January 30, 2015

Making a product vision box to set a clear vision for your development

At the basis of any innovation, whether in the arts or science and technology, lies the creator’s vision.

In software development terms, it’s the concept of what the final product will look like that galvanises an entire team into action to turn the Product Owner’s vision into reality.

Here’s the tricky bit however: how can we communicate that vision floating about a person’s mind into a shared objective held by all the team members?

It isn’t just a question of explaining it in words and diagrams and transferring an intellectual understanding of the general idea, we want the team to really own the vision and put their collective weight behind organisation’s effort to develop the new product.

What we need is a practical and collaborative exercise that helps team members to define and internalise the vision.

I believe that the product vision box technique described in this article is one such technique that inspires enthusiasm among all stakeholders and helps them align their efforts to a common vision.

Introducing the product vision box exercise


The product vision box is a very simple yet powerful techniques promoted by Jim Highsmith that can be used by both agile and traditional project teams.

This exercise is usually carried out at the beginning of a new project and involves a number of stakeholders from across the organisation, including users.

The basic idea behind the product vision box is to create an actual, physical box that has to be used to market the product. The commonest analogy used to explain this exercise is to think of a cereal box.

Are you imagining your favourite brand of cereal? What do you notice about it?

Each side of the box contains information that summarises the benefits and features of the cereal brand. The name, logo and slogan are on the front, as are a couple of points highlighting the top benefits of that brand. On the back you find more detailed information about the product’s ingredients and attributes, and some history about the product or company. The sides of the box also feature some additional information about the cereal brand.

Now, what if I told you that you have to the exact same structure of a cereal box to describe your product. That is the unique challenge posed by the product vision box exercise.


How to make your product vision box


Don’t be fooled by the fact that it feels a little bit like an arts and crafts session. The product vision box can reveal deep insights into your product and help the team grasp the vision in a very concrete and memorable way.

Usually, a team will be divided into a number of subgroups, each subgroup armed with the tools it needs to create their box, or mock-up of a box.

The key point to remember is that there is one vision associated with one product, so the final outcome of the exercise will be to produce a single version of the vision box that all the team agrees to.

However, before that, there can be a series of intermediate boxes which represents a process of refining the vision until it is literally delivered in one package.

Guidelines to keep in mind

The process typically takes between 40 minutes and one hour.

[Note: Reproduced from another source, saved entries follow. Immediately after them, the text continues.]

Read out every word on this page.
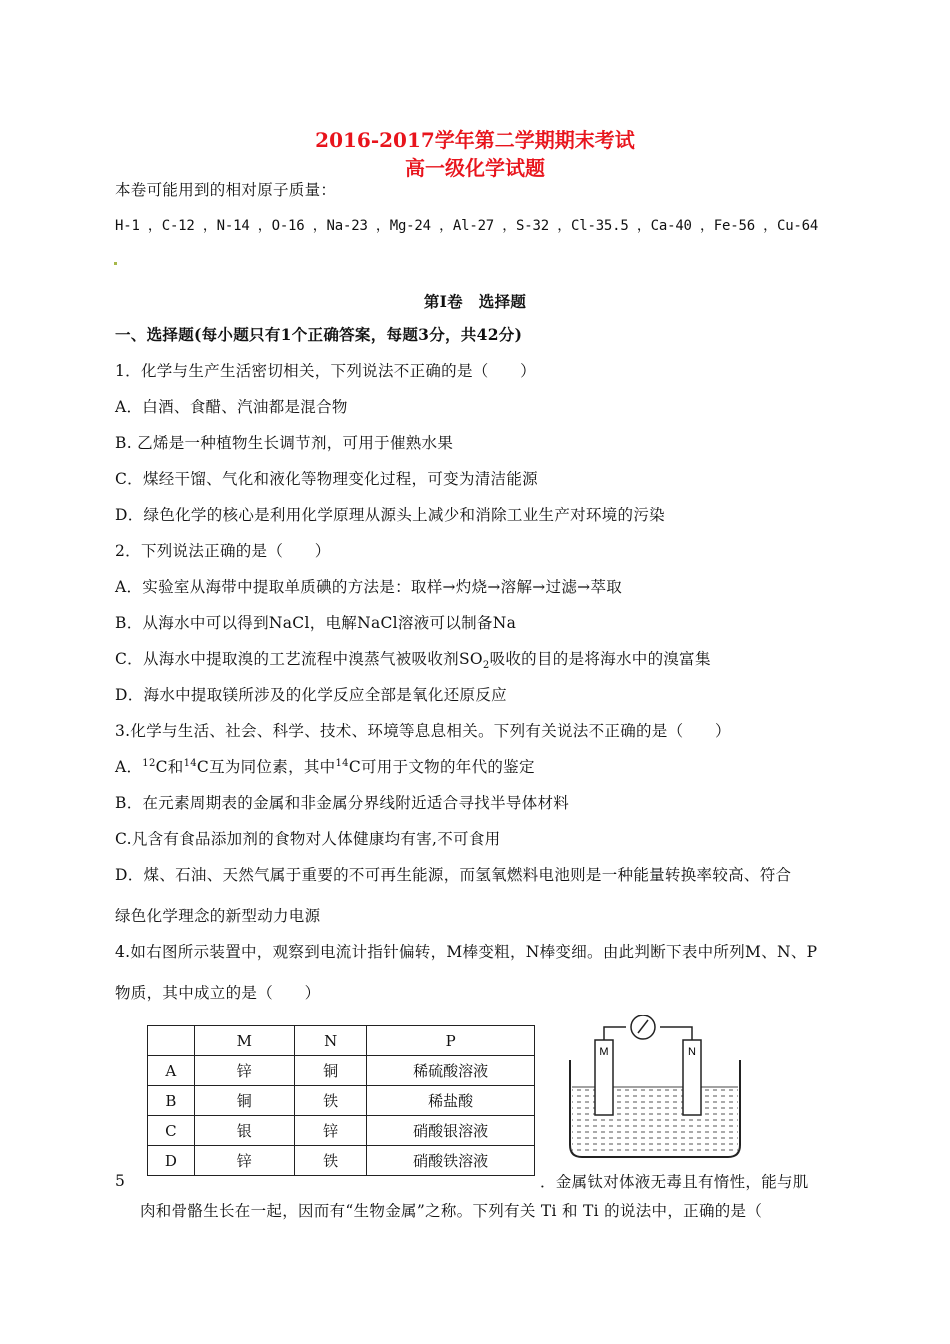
2016-2017学年第二学期期末考试
高一级化学试题
本卷可能用到的相对原子质量：
H-1 ，C-12 ，N-14 ，O-16 ，Na-23 ，Mg-24 ，Al-27 ，S-32 ，Cl-35.5 ，Ca-40 ，Fe-56 ，Cu-64
第Ⅰ卷　选择题
一、选择题(每小题只有1个正确答案，每题3分，共42分)
1．化学与生产生活密切相关，下列说法不正确的是（　　）
A．白酒、食醋、汽油都是混合物
B. 乙烯是一种植物生长调节剂，可用于催熟水果
C．煤经干馏、气化和液化等物理变化过程，可变为清洁能源
D．绿色化学的核心是利用化学原理从源头上减少和消除工业生产对环境的污染
2．下列说法正确的是（　　）
A．实验室从海带中提取单质碘的方法是：取样→灼烧→溶解→过滤→萃取
B．从海水中可以得到NaCl，电解NaCl溶液可以制备Na
C．从海水中提取溴的工艺流程中溴蒸气被吸收剂$SO_2$吸收的目的是将海水中的溴富集
D．海水中提取镁所涉及的化学反应全部是氧化还原反应
3.化学与生活、社会、科学、技术、环境等息息相关。下列有关说法不正确的是（　　）
A．$^{12}$C和$^{14}$C互为同位素，其中$^{14}$C可用于文物的年代的鉴定
B．在元素周期表的金属和非金属分界线附近适合寻找半导体材料
C.凡含有食品添加剂的食物对人体健康均有害,不可食用
D．煤、石油、天然气属于重要的不可再生能源，而氢氧燃料电池则是一种能量转换率较高、符合
绿色化学理念的新型动力电源
4.如右图所示装置中，观察到电流计指针偏转，M棒变粗，N棒变细。由此判断下表中所列M、N、P
物质，其中成立的是（　　）
	M	N	P
A	锌	铜	稀硫酸溶液
B	铜	铁	稀盐酸
C	银	锌	硝酸银溶液
D	锌	铁	硝酸铁溶液
M	N
5	．金属钛对体液无毒且有惰性，能与肌
肉和骨骼生长在一起，因而有“生物金属”之称。下列有关 Ti 和 Ti 的说法中，正确的是（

Each team has to build their own product vision box which includes the following elements:

  • Front: Product name with a picture or drawing, slogan, and three to four main selling points.
  • Back: A more detailed view of the product, listing functionality, requirements, etc.

The teams can vote on which boxes they feel encapsulate the product vision best and integrate elements from various boxes until finally a single vision box is designed.

Tips to facilitate the product vision exercise

If you’re facilitating your team in creating a product vision box, then you need to lead them away from technical description and towards coming up with statements that sell the product vision on the basis of its features and benefits.

This objective can be easily aimed by having the team members ask themselves the classic Wh-question used by journalists.

  • Who? Who is the target customer and which kind of language is most appropriate for them?
  • What? What does the product aim to achieve? How does it make the user’s life easier or better?
  • When? When is the product expected to be delivered and what does the project schedule look like?
  • Where? Where will the product be used? In which specific circumstances?
  • Why? Why should users use this product instead of similar software solutions to the problem it addresses?


Synthesising the answers to these questions and presenting them concisely on the box will help concretise the vision further and enable the team to get a better feel for the intended user experience this product is meant to deliver.

The benefits of using a product vision box

The most important benefit of this technique is that it forces the team to construct their own understanding of the product in a very direct and visual manner.

Instead of getting lost in long-winded technical descriptions of the product, pictures and bullet points are used since the box presents some very real constraints to the information that can be placed upon it.

Another benefit deriving from the physical limitations posed by the box is that while making it, the team members have to prioritise functionalities and requirements, and reach a consensus on the most important benefits and features offered by the product to the end-user.

This exercise provides a playful yet insightful method to pass on a deeper understanding of the product vision, while promoting discussion and collaboration between all the stakeholders involved in its development.

Since users are also invited to participate in this exercise, the product vision box is also a customer-oriented technique which gives the team the opportunity to learn first-hand what the users want from the product and tally the vision with real-life requirements.